Alexandre Parafita

Alexandre Parafita

O mito das aparições

Rezam as crónicas que, sete anos antes da aparição em Fátima, a Virgem apareceu a uma pastorinha no lugar do Picão, Miranda do Douro, onde chegou a nascer um santuário entretanto abandonado pela primazia dada pela Igreja ao fenómeno de Fátima. Contudo o lendário português está repleto de aparições semelhantes, e com tal energia creencial que levou à construção de importantes capelas e igrejas. Apareceu a uma pastorinha entre Misquel e Parambos, em Carrazeda de Ansiães, sentada numa cadeira de pedra pedindo uma capela. Com idêntico pedido apareceu a uma pastorinha muda, que conseguiu falar, no lugar da Ortiga, junto a Fátima; a uma outra em Colares (Sª da Peninha); e também a pastorinhos em Alcobaça (Sª da Luz), em S. Vicente da Beira (Sª da Orada), em Sabrosa (Sª da Saúde), nos Açores (Sª do Pranto e Sª da Glória), em Arcos de Valdevez (Sª da Peneda), em Cercal do Alentejo (Sª da Conceição), em Rebordelo de Vinhais (Sª da Penha), em Mora (Sª das Brotas), em Polima de S. Domingos de Rana (Sª da Conceição), em Óbidos (Sª de Aboboriz), em Arruda dos Vinhos (Sª da Ajuda), em Pereiros de Vinhais (Sª dos Remédios). Mas também a um almocreve desorientado na escuridão em Paredes, Sabrosa (Sª das Candeias); a uma pobre mulher vítima de violência doméstica em Rossas de Bragança (Sª do Pereiro); a uma menina cega que passou a ver em Vouzela (Sª dos Milagres); a uma menina leprosa, curando-a, em Vila Flor (Sª da Assunção), a um moço “pouco atilado” e depois a seu pai pedindo uma capela em S. Martinho de Balugães (Sª Aparecida). Umas vezes sobre um penedo, outras sobre um castanheiro, um loureiro, uma roseira brava, uma pereira, ou montada num burro (em Rebordelo). A todos pede uma capela.

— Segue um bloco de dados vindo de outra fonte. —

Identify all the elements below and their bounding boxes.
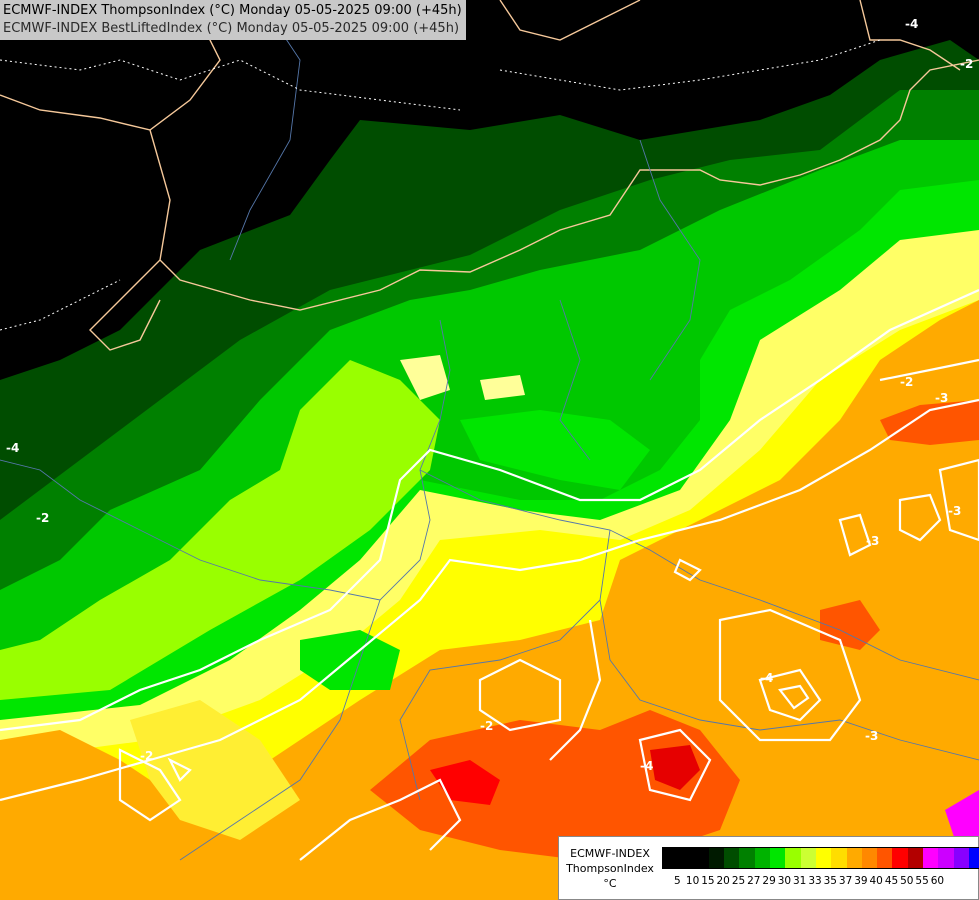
legend-swatch bbox=[907, 848, 924, 868]
legend-swatch bbox=[923, 848, 939, 868]
legend-model: ECMWF-INDEX bbox=[570, 847, 650, 860]
legend-swatch bbox=[846, 848, 862, 868]
legend-tick-label: 25 bbox=[731, 875, 746, 887]
contour-label: -4 bbox=[905, 17, 918, 31]
legend-tick-label: 35 bbox=[823, 875, 837, 887]
legend-swatch bbox=[739, 848, 755, 868]
legend-swatch bbox=[785, 848, 801, 868]
title-best-lifted-index: ECMWF-INDEX BestLiftedIndex (°C) Monday … bbox=[3, 21, 460, 36]
contour-label: -2 bbox=[960, 57, 973, 71]
legend-swatch bbox=[938, 848, 954, 868]
contour-label: -4 bbox=[640, 759, 653, 773]
contour-label: -3 bbox=[935, 391, 948, 405]
legend-tick-label: 29 bbox=[762, 875, 776, 887]
legend-swatch bbox=[708, 848, 725, 868]
legend-swatch bbox=[877, 848, 893, 868]
contour-label: -2 bbox=[140, 749, 153, 763]
legend-swatch bbox=[724, 848, 740, 868]
legend-tick-label: 40 bbox=[869, 875, 883, 887]
lifted-index-contours bbox=[0, 288, 979, 861]
legend-tick-label: 45 bbox=[884, 875, 899, 887]
legend-tick-label: 37 bbox=[838, 875, 853, 887]
legend-tick-label: 31 bbox=[793, 875, 807, 887]
band-green-pocket-2 bbox=[460, 410, 650, 490]
contour-label: -3 bbox=[866, 534, 879, 548]
band-green-pocket bbox=[300, 630, 400, 690]
legend-swatch bbox=[693, 848, 709, 868]
band-orange bbox=[0, 300, 979, 900]
legend-label: ECMWF-INDEX ThompsonIndex °C bbox=[562, 846, 658, 891]
legend-swatch bbox=[861, 848, 878, 868]
contour-labels: -4 -2 -2 -2 -2 -2 -3 -3 -3 -3 -4 -4 -4 bbox=[6, 17, 973, 773]
band-pale-pocket bbox=[400, 355, 450, 400]
dotted-contours bbox=[0, 39, 881, 331]
contour-label: -3 bbox=[948, 504, 961, 518]
legend-tick-label: 50 bbox=[900, 875, 914, 887]
internal-borders bbox=[0, 0, 979, 861]
contour-label: -3 bbox=[865, 729, 878, 743]
legend-swatch bbox=[678, 848, 694, 868]
legend-swatch bbox=[968, 848, 979, 868]
legend-tick-label: 60 bbox=[930, 875, 945, 887]
legend-tick-label: 27 bbox=[747, 875, 761, 887]
legend-swatch bbox=[754, 848, 771, 868]
contour-label: -4 bbox=[760, 671, 773, 685]
legend-tick-label: 15 bbox=[701, 875, 715, 887]
map-title-bar: ECMWF-INDEX ThompsonIndex (°C) Monday 05… bbox=[0, 0, 466, 40]
legend-tick-label: 10 bbox=[685, 875, 700, 887]
band-dark-orange-east bbox=[880, 400, 979, 445]
legend-swatch bbox=[953, 848, 969, 868]
contour-label: -2 bbox=[36, 511, 49, 525]
legend-tick-label: 5 bbox=[673, 875, 681, 887]
band-red-2 bbox=[650, 745, 700, 790]
legend-tick-label: 55 bbox=[915, 875, 929, 887]
band-dark-orange bbox=[370, 710, 740, 860]
contour-label: -2 bbox=[900, 375, 913, 389]
legend-tick-label: 39 bbox=[854, 875, 868, 887]
legend-parameter: ThompsonIndex bbox=[566, 862, 654, 875]
legend-swatch bbox=[831, 848, 847, 868]
contour-label: -4 bbox=[6, 441, 19, 455]
legend-swatch bbox=[800, 848, 816, 868]
band-magenta bbox=[945, 790, 979, 850]
color-legend: ECMWF-INDEX ThompsonIndex °C 5 10 15 20 25 27… bbox=[558, 836, 979, 900]
legend-unit: °C bbox=[603, 877, 617, 890]
legend-swatch bbox=[815, 848, 832, 868]
legend-tick-label: 20 bbox=[716, 875, 730, 887]
legend-swatch bbox=[892, 848, 908, 868]
legend-tick-labels: 5 10 15 20 25 27 29 30 31 33 35 37 39 40 45 50 55 60 bbox=[662, 875, 979, 889]
legend-tick-label: 33 bbox=[808, 875, 822, 887]
band-yellow-green bbox=[0, 360, 440, 700]
legend-swatch bbox=[663, 848, 679, 868]
legend-color-bar bbox=[662, 847, 979, 869]
legend-tick-label: 30 bbox=[777, 875, 792, 887]
contour-label: -2 bbox=[480, 719, 493, 733]
legend-swatch bbox=[770, 848, 786, 868]
band-pale-pocket-2 bbox=[480, 375, 525, 400]
title-thompson-index: ECMWF-INDEX ThompsonIndex (°C) Monday 05… bbox=[3, 3, 462, 18]
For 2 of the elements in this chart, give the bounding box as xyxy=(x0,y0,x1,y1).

Em Mogadouro pediu mais: que mudassem o nome de Sª das Dores para a atual Sª do Caminho.

São aparições mescladas em relatos lendários com um fundo comum, incluindo o da natureza dos “videntes”: geralmente crianças pobres, pastorinhos, de escassa instrução. A circunstância de se tratar de pessoas simples, cultural e socialmente, inibe à partida qualquer presunção de haverem planeado uma ação estratégica. Por isso, quanto mais a lenda acentue a sua humildade mais convincente resulta o seu testemunho. Acresce que, tratando-se de figuras do povo, é grande a probabilidade de a “notícia” fluir rapidamente no seu seio. Entretanto, há um olhar resistente, reprovador, das camadas mais elevadas da sociedade, gerando-se um confronto de classes que faz emergir as condições propícias à implementação da ideia de uma justiça cristã sempre favorável aos mais humildes, tal como a apregoa a Igreja. E ao mesmo tempo reforça-se no imaginário coletivo a dimensão mítica das narrações.